第6話 Krieg der Abreibung-消耗戦ー

 バラナビチ基地から10キロ先の地点に広がる吹雪吹き荒れる雪原。

 本来一面の銀世界であり、生命の息吹も感じさせぬほどの静けさに満ちていたであろうそこは、今や爆音と共に幾条もの噴煙が立ち上り、毒々しい紫色の血と肉片が大地を染め尽された戦場と化している。

 敵は基地へと迫りくるBETAの大集団その数は大型小型含めおよそ三万以上、それを迎え撃つのは基地に駐留するポーランド人民軍派遣軍所属の戦術機部隊、規模はおよそ二個中隊規模。

 部隊の任務は基地へ向けて猛進するBETAの大群を可能な限り殲滅する事、流石に二個中隊、24機程度のバラライカだけで三万ものBETAを相手にする事等できない。ましてや群れの中には航空兵力を無力化する光線級までいるのだ。航空兵力や核兵器によって一掃する等という手段はとれない。それ故に戦術機、戦車といった地上兵器によって攻略する以外には無いのだ。

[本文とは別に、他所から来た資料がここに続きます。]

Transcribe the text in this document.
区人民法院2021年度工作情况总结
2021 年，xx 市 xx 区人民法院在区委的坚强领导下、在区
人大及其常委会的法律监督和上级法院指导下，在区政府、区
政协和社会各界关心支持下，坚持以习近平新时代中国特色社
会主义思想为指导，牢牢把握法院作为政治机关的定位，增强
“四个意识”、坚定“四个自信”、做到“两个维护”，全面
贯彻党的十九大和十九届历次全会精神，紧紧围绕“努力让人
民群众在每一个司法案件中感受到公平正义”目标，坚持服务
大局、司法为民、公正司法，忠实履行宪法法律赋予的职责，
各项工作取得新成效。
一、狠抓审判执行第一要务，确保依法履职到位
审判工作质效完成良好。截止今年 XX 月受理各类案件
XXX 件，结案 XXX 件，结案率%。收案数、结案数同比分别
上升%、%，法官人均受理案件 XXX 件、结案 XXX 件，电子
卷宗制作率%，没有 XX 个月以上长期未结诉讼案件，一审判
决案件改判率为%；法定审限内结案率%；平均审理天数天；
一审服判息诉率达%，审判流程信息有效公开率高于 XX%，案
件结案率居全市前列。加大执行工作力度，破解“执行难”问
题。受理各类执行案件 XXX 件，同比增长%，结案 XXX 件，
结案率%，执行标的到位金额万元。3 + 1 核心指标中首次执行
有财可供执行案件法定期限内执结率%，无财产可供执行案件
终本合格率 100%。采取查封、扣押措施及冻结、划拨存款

 本来ならば戦術機部隊によるレーザーヤークトによって光線級を排除してからの航空爆撃による群れの一掃こそが定石であるのだが、あいにくとポーランド人民軍にはレーザーヤークトに割けるだけの戦術機が無い。故に戦術機部隊は全軍を持ってBETAを足止め、援軍を要請した東ドイツ国家人民軍の到着までの事実上の時間稼ぎを担う事となったのだ。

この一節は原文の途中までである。